RBS CEO Hester Bowed to Board Decision That He Resign Before IPO
Royal Bank of Scotland Group Plc Chief Executive Officer Stephen Hester was persuaded to step down by the board amid a decision from the U.K. Treasury to privatize the lender by the end of 2014.
After almost five years in the job, Hester said yesterday he was leaving by the end of the year at the board’s request to enable a successor to be in place when the government starts selling its 81 percent stake. His departure may make an initial public offering more difficult, analysts and investors said.
“I was prepared to carry on through the start of privatization,” Hester, 52, said on a call with reporters yesterday. “This was the board’s decision, not mine, but I am comfortable with their decision.”
Hester is resigning after shrinking the balance sheet by about 900 billion pounds ($1.4 trillion) and cutting more than 36,000 jobs since he took over from Fred Goodwin amid the bank’s bailout in 2008 and 2009. The government is seeking to recoup some of its 45.5 billion-pound investment in Edinburgh-based RBS before the next election slated for 2015.
“The acceleration of considering succession for the CEO role arises from the Treasury’s determination to see the bank is in a state that it can be returned to the private sector by the end of 2014,” Chairman Philip Hampton, 59, said on the call. “The board very much wants this to be returned to the private sector as soon as is sensibly possible.”
The shares fell 0.6 percent to 325.6 pence in London trading, below the 407 pence a share the government sees as the break-even price on its investment. That leaves the U.K. government sitting on a 7.4 billion-pound paper loss.
“I want to commend Stephen Hester for everything he has done to make this turnaround possible,” Chancellor of the Exchequer George Osborne said in a statement yesterday. “Having brought RBS back from the brink, now is the time to move on from the rescue phase to focus on RBS being a U.K. bank that provides greater support to the British economy.”
Hampton will lead a search for a CEO successor and will consider both internal and external candidates, the bank said. It may be difficult to find a replacement given the political interference in how it is run, said Crispin Odey, whose London-based Odey Asset Management LLP oversees $9.5 billion.
“The real problem for the government is that they’ve made the job look so unattractive that I can’t imagine who they are going to fill it with,” said Odey, who said he sold his RBS shares because of government meddling in the bank.
The bank said in February it would sell a stake in Citizens Financial Group Inc., the U.S. consumer and commercial lender it acquired in 1988, and further pare back its profitable investment-banking unit after coming under pressure from the government and regulators.
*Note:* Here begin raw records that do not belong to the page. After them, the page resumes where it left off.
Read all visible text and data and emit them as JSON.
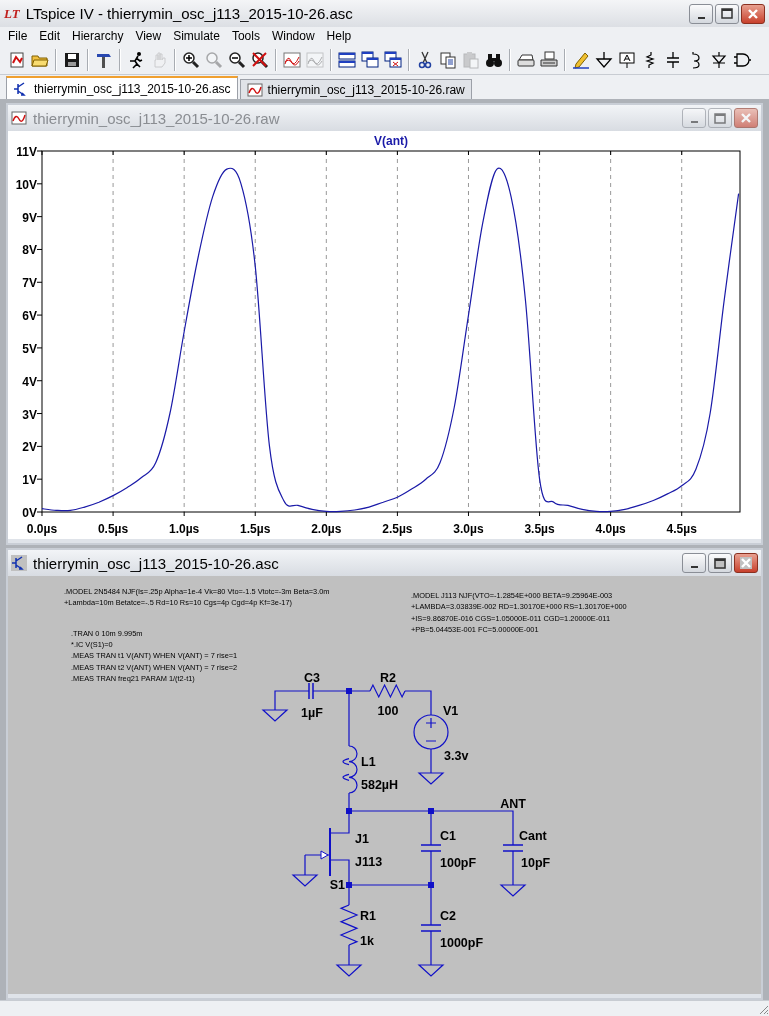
{
  "window": {
    "logo": "LT",
    "title": "LTspice IV - thierrymin_osc_j113_2015-10-26.asc"
  },
  "menu": [
    "File",
    "Edit",
    "Hierarchy",
    "View",
    "Simulate",
    "Tools",
    "Window",
    "Help"
  ],
  "toolbar": [
    {
      "kind": "new",
      "disabled": false
    },
    {
      "kind": "open",
      "disabled": false
    },
    {
      "kind": "sep"
    },
    {
      "kind": "save",
      "disabled": false
    },
    {
      "kind": "sep"
    },
    {
      "kind": "hammer",
      "disabled": false
    },
    {
      "kind": "sep"
    },
    {
      "kind": "run",
      "disabled": false
    },
    {
      "kind": "hand",
      "disabled": true
    },
    {
      "kind": "sep"
    },
    {
      "kind": "zoom-in",
      "disabled": false
    },
    {
      "kind": "zoom-fit",
      "disabled": true
    },
    {
      "kind": "zoom-out",
      "disabled": false
    },
    {
      "kind": "zoom-cancel",
      "disabled": false
    },
    {
      "kind": "sep"
    },
    {
      "kind": "plot",
      "disabled": false
    },
    {
      "kind": "plot",
      "disabled": true
    },
    {
      "kind": "sep"
    },
    {
      "kind": "tile",
      "disabled": false
    },
    {
      "kind": "cascade",
      "disabled": false
    },
    {
      "kind": "close-windows",
      "disabled": false
    },
    {
      "kind": "sep"
    },
    {
      "kind": "cut",
      "disabled": false
    },
    {
      "kind": "copy",
      "disabled": false
    },
    {
      "kind": "paste",
      "disabled": true
    },
    {
      "kind": "find",
      "disabled": false
    },
    {
      "kind": "sep"
    },
    {
      "kind": "print-preview",
      "disabled": false
    },
    {
      "kind": "print",
      "disabled": false
    },
    {
      "kind": "sep"
    },
    {
      "kind": "pencil",
      "disabled": false
    },
    {
      "kind": "ground",
      "disabled": false
    },
    {
      "kind": "label",
      "disabled": false
    },
    {
      "kind": "resistor",
      "disabled": false
    },
    {
      "kind": "capacitor",
      "disabled": false
    },
    {
      "kind": "inductor",
      "disabled": false
    },
    {
      "kind": "diode",
      "disabled": false
    },
    {
      "kind": "component",
      "disabled": false
    }
  ],
  "tabs": [
    {
      "kind": "schematic",
      "label": "thierrymin_osc_j113_2015-10-26.asc",
      "selected": true
    },
    {
      "kind": "waveform",
      "label": "thierrymin_osc_j113_2015-10-26.raw",
      "selected": false
    }
  ],
  "plot_window": {
    "title": "thierrymin_osc_j113_2015-10-26.raw",
    "active": false,
    "chart_data": {
      "type": "line",
      "grid": true,
      "x": [
        0,
        0.1,
        0.2,
        0.3,
        0.4,
        0.5,
        0.6,
        0.7,
        0.8,
        0.9,
        1.0,
        1.1,
        1.2,
        1.3,
        1.4,
        1.5,
        1.6,
        1.7,
        1.8,
        1.9,
        2.0,
        2.1,
        2.2,
        2.3,
        2.4,
        2.5,
        2.6,
        2.7,
        2.8,
        2.9,
        3.0,
        3.1,
        3.2,
        3.3,
        3.4,
        3.5,
        3.6,
        3.7,
        3.8,
        3.9,
        4.0,
        4.1,
        4.2,
        4.3,
        4.4,
        4.5,
        4.6,
        4.7,
        4.8,
        4.9
      ],
      "series": [
        {
          "name": "V(ant)",
          "color": "#1a1aa8",
          "values": [
            0.1,
            0.05,
            0.05,
            0.15,
            0.3,
            0.5,
            0.75,
            1.05,
            1.5,
            3.0,
            5.5,
            7.8,
            9.6,
            10.45,
            10.0,
            7.5,
            2.0,
            0.35,
            0.2,
            0.08,
            0.02,
            0.02,
            0.06,
            0.15,
            0.3,
            0.45,
            0.7,
            1.0,
            1.5,
            3.2,
            6.0,
            8.8,
            10.45,
            9.6,
            6.5,
            1.0,
            0.3,
            0.2,
            0.08,
            0.02,
            0.02,
            0.08,
            0.2,
            0.35,
            0.55,
            0.8,
            1.3,
            3.0,
            6.5,
            9.7
          ]
        }
      ],
      "xlim": [
        0,
        4.91
      ],
      "ylim": [
        0,
        11
      ],
      "xticks": [
        {
          "value": 0,
          "label": "0.0µs"
        },
        {
          "value": 0.5,
          "label": "0.5µs"
        },
        {
          "value": 1.0,
          "label": "1.0µs"
        },
        {
          "value": 1.5,
          "label": "1.5µs"
        },
        {
          "value": 2.0,
          "label": "2.0µs"
        },
        {
          "value": 2.5,
          "label": "2.5µs"
        },
        {
          "value": 3.0,
          "label": "3.0µs"
        },
        {
          "value": 3.5,
          "label": "3.5µs"
        },
        {
          "value": 4.0,
          "label": "4.0µs"
        },
        {
          "value": 4.5,
          "label": "4.5µs"
        }
      ],
      "yticks": [
        {
          "value": 0,
          "label": "0V"
        },
        {
          "value": 1,
          "label": "1V"
        },
        {
          "value": 2,
          "label": "2V"
        },
        {
          "value": 3,
          "label": "3V"
        },
        {
          "value": 4,
          "label": "4V"
        },
        {
          "value": 5,
          "label": "5V"
        },
        {
          "value": 6,
          "label": "6V"
        },
        {
          "value": 7,
          "label": "7V"
        },
        {
          "value": 8,
          "label": "8V"
        },
        {
          "value": 9,
          "label": "9V"
        },
        {
          "value": 10,
          "label": "10V"
        },
        {
          "value": 11,
          "label": "11V"
        }
      ]
    }
  },
  "schematic_window": {
    "title": "thierrymin_osc_j113_2015-10-26.asc",
    "active": true,
    "directives": [
      {
        "lines": [
          ".MODEL 2N5484 NJF(Is=.25p Alpha=1e-4 Vk=80 Vto=-1.5 Vtotc=-3m Beta=3.0m",
          "+Lambda=10m Betatce=-.5 Rd=10 Rs=10 Cgs=4p Cgd=4p Kf=3e-17)"
        ]
      },
      {
        "lines": [
          ".TRAN 0 10m 9.995m",
          "*.IC V(S1)=0",
          ".MEAS TRAN t1 V(ANT) WHEN V(ANT) = 7 rise=1",
          ".MEAS TRAN t2 V(ANT) WHEN V(ANT) = 7 rise=2",
          ".MEAS TRAN freq21 PARAM 1/(t2-t1)"
        ]
      },
      {
        "lines": [
          ".MODEL J113 NJF(VTO=-1.2854E+000 BETA=9.25964E-003",
          "+LAMBDA=3.03839E-002 RD=1.30170E+000 RS=1.30170E+000",
          "+IS=9.86870E-016 CGS=1.05000E-011 CGD=1.20000E-011",
          "+PB=5.04453E-001 FC=5.00000E-001"
        ]
      }
    ],
    "components": [
      {
        "kind": "capacitor",
        "ref": "C3",
        "value": "1µF"
      },
      {
        "kind": "resistor",
        "ref": "R2",
        "value": "100"
      },
      {
        "kind": "voltage-source",
        "ref": "V1",
        "value": "3.3v"
      },
      {
        "kind": "inductor",
        "ref": "L1",
        "value": "582µH"
      },
      {
        "kind": "jfet",
        "ref": "J1",
        "value": "J113"
      },
      {
        "kind": "capacitor",
        "ref": "C1",
        "value": "100pF"
      },
      {
        "kind": "capacitor",
        "ref": "Cant",
        "value": "10pF"
      },
      {
        "kind": "resistor",
        "ref": "R1",
        "value": "1k"
      },
      {
        "kind": "capacitor",
        "ref": "C2",
        "value": "1000pF"
      }
    ],
    "net_labels": [
      "ANT",
      "S1"
    ]
  }
}
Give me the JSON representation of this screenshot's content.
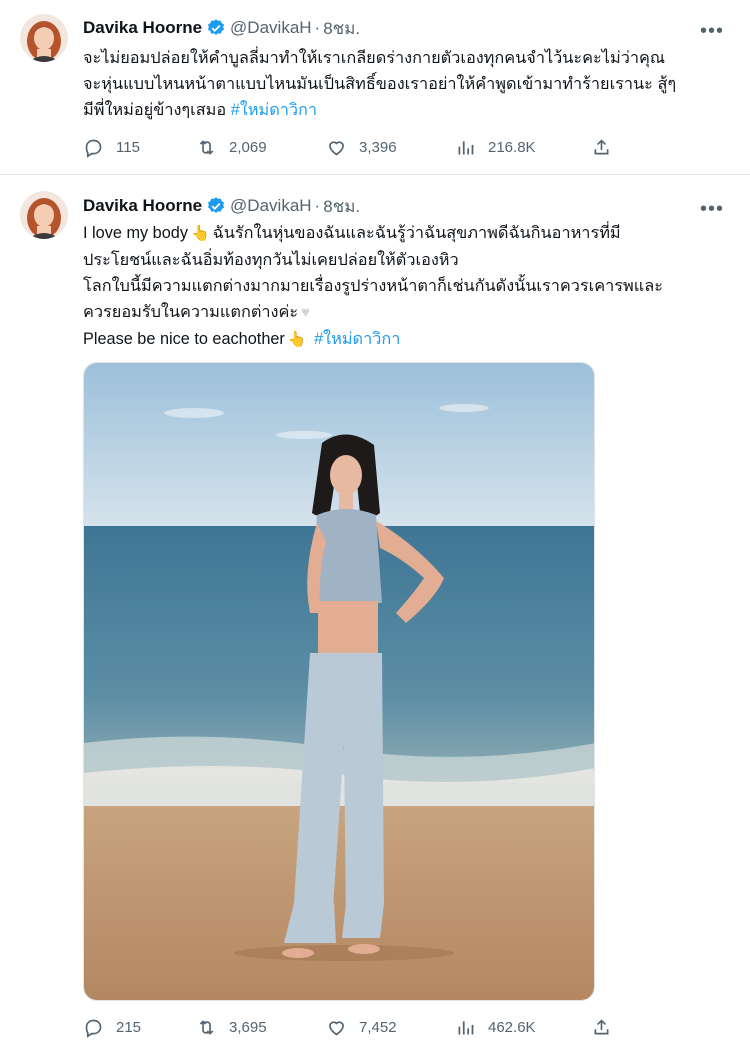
{
  "tweets": [
    {
      "author": {
        "name": "Davika Hoorne",
        "handle": "@DavikaH",
        "time": "8ชม."
      },
      "text_lines": [
        "จะไม่ยอมปล่อยให้คำบูลลี่มาทำให้เราเกลียดร่างกายตัวเองทุกคนจำไว้นะคะไม่ว่าคุณ",
        "จะหุ่นแบบไหนหน้าตาแบบไหนมันเป็นสิทธิ์ของเราอย่าให้คำพูดเข้ามาทำร้ายเรานะ สู้ๆ",
        "มีพี่ใหม่อยู่ข้างๆเสมอ"
      ],
      "hashtag": "#ใหม่ดาวิกา",
      "stats": {
        "replies": "115",
        "retweets": "2,069",
        "likes": "3,396",
        "views": "216.8K"
      }
    },
    {
      "author": {
        "name": "Davika Hoorne",
        "handle": "@DavikaH",
        "time": "8ชม."
      },
      "line1_a": "I love my body",
      "line1_b": "ฉันรักในหุ่นของฉันและฉันรู้ว่าฉันสุขภาพดีฉันกินอาหารที่มี",
      "line2": "ประโยชน์และฉันอิ่มท้องทุกวันไม่เคยปล่อยให้ตัวเองหิว",
      "line3": "โลกใบนี้มีความแตกต่างมากมายเรื่องรูปร่างหน้าตาก็เช่นกันดังนั้นเราควรเคารพและ",
      "line4": "ควรยอมรับในความแตกต่างค่ะ",
      "line5": "Please be nice to eachother",
      "hashtag": "#ใหม่ดาวิกา",
      "stats": {
        "replies": "215",
        "retweets": "3,695",
        "likes": "7,452",
        "views": "462.6K"
      }
    }
  ],
  "icons": {
    "verified": "verified-badge-icon",
    "more": "more-dots-icon",
    "reply": "reply-icon",
    "retweet": "retweet-icon",
    "like": "heart-icon",
    "views": "views-bar-chart-icon",
    "share": "share-icon",
    "point": "pointing-hand-emoji",
    "heart_emoji": "white-heart-emoji"
  },
  "colors": {
    "accent": "#1d9bf0",
    "text": "#0f1419",
    "muted": "#536471"
  }
}
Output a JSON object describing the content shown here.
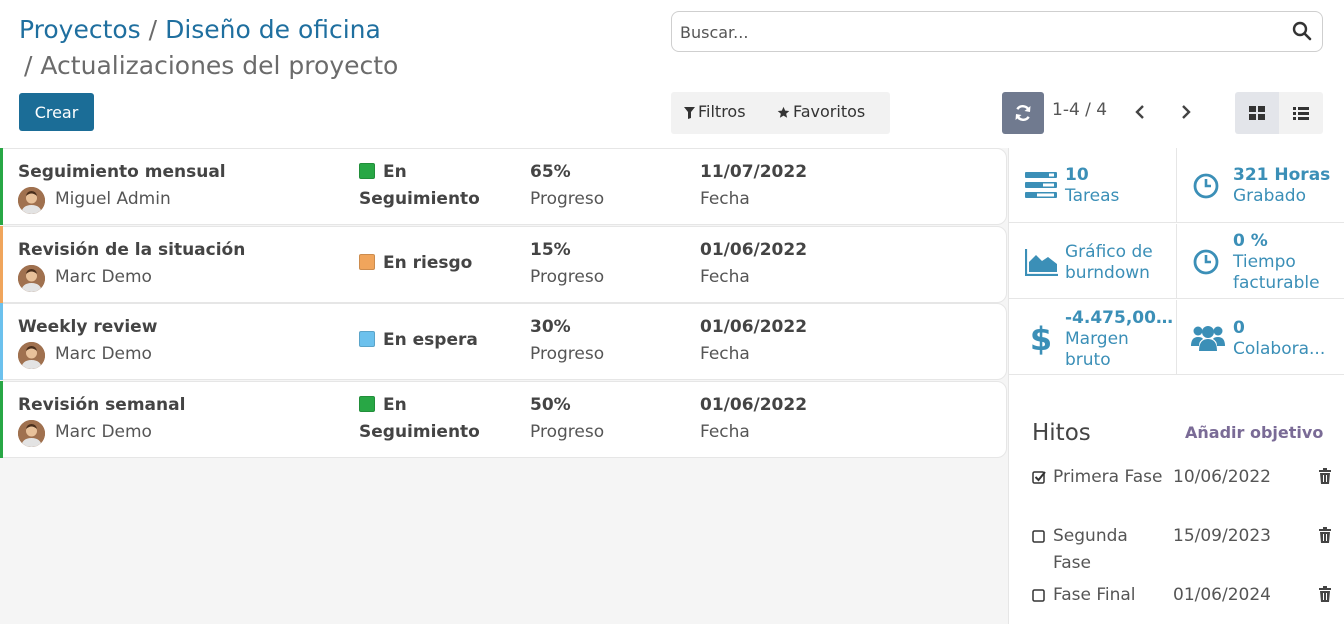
{
  "breadcrumb": {
    "parent": "Proyectos",
    "sep1": "/",
    "project": "Diseño de oficina",
    "sep2": "/",
    "current": "Actualizaciones del proyecto"
  },
  "toolbar": {
    "create_label": "Crear",
    "search_placeholder": "Buscar...",
    "filters_label": "Filtros",
    "favorites_label": "Favoritos",
    "pager": "1-4 / 4",
    "active_view": "kanban"
  },
  "colors": {
    "primary": "#1b6d97",
    "link": "#1f6f9f",
    "stat_accent": "#3b8fb7",
    "on_track": "#28a745",
    "at_risk": "#f0a55c",
    "on_hold": "#6cc1ed"
  },
  "updates": [
    {
      "title": "Seguimiento mensual",
      "user": "Miguel Admin",
      "status": "En Seguimiento",
      "status_color": "#28a745",
      "progress": "65%",
      "progress_label": "Progreso",
      "date": "11/07/2022",
      "date_label": "Fecha"
    },
    {
      "title": "Revisión de la situación",
      "user": "Marc Demo",
      "status": "En riesgo",
      "status_color": "#f0a55c",
      "progress": "15%",
      "progress_label": "Progreso",
      "date": "01/06/2022",
      "date_label": "Fecha"
    },
    {
      "title": "Weekly review",
      "user": "Marc Demo",
      "status": "En espera",
      "status_color": "#6cc1ed",
      "progress": "30%",
      "progress_label": "Progreso",
      "date": "01/06/2022",
      "date_label": "Fecha"
    },
    {
      "title": "Revisión semanal",
      "user": "Marc Demo",
      "status": "En Seguimiento",
      "status_color": "#28a745",
      "progress": "50%",
      "progress_label": "Progreso",
      "date": "01/06/2022",
      "date_label": "Fecha"
    }
  ],
  "stats": {
    "tasks": {
      "value": "10",
      "label": "Tareas",
      "icon": "tasks-icon"
    },
    "hours": {
      "value": "321 Horas",
      "label": "Grabado",
      "icon": "clock-icon"
    },
    "burndown": {
      "label": "Gráfico de burndown",
      "icon": "area-chart-icon"
    },
    "billable": {
      "value": "0 %",
      "label": "Tiempo facturable",
      "icon": "clock-icon"
    },
    "margin": {
      "value": "-4.475,00...",
      "label": "Margen bruto",
      "icon": "dollar-icon"
    },
    "collaborators": {
      "value": "0",
      "label": "Colabora...",
      "icon": "users-icon"
    }
  },
  "milestones": {
    "title": "Hitos",
    "add_label": "Añadir objetivo",
    "items": [
      {
        "name": "Primera Fase",
        "date": "10/06/2022",
        "done": true
      },
      {
        "name": "Segunda Fase",
        "date": "15/09/2023",
        "done": false
      },
      {
        "name": "Fase Final",
        "date": "01/06/2024",
        "done": false
      }
    ]
  }
}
Hester’s resignation comes little more than a month after RBS’s Chief Financial Officer Bruce Van Saun said he was stepping down to run Citizens.
“Coming after Bruce’s departure this leaves an even greater element of unhelpful uncertainty at the top,” said Ian Gordon, an analyst at Investec Plc (INVP) in London, who recommends selling the shares. “That will harm the restructuring of the business. He will be a loss for the group.”
Hester will be paid 1.6 million pounds, representing 12 months of pay and benefits and won’t get a bonus for 2013, the bank said in a statement yesterday. He may also receive as much as 4 million pounds of shares as part of a long-term incentive plan, the bank said.
RBS’s shares have gained 0.3 percent this year, the second worst performer among U.K. banks. Lloyds Banking Group Plc (LLOY), the other U.K. government assisted lender, has gained almost 26 percent in the period. London-based Lloyds shares fell 1.3 percent to 60.4 pence yesterday, just below the 61 pence break-even price the government uses.
Operating profit at RBS declined 29 percent to 829 million pounds in the first quarter, below the 1.2 billion-pound estimate of six analysts in a Bloomberg survey, the bank said on May 3. In contrast, Lloyds’s first-quarter pretax profit before exceptional items rose almost threefold to 1.48 billion pounds from 497 million pounds a year earlier, beating the 1.03 billion-pound median estimate of nine analysts surveyed by Bloomberg, the bank reported on April 30.
Hester said last month that he saw a “cogent” case for the government to start selling its RBS stake, even at an initial loss. The average price the taxpayer would achieve for the entire holding in RBS would be higher than the government’s rescue price, he said.
Hester oversaw the bank’s IPO of Direct Line Insurance Group Plc (DLG) in October, selling about 30 percent of the insurer and raising 787 million pounds in a deal forced by European Union regulators after receiving state aid.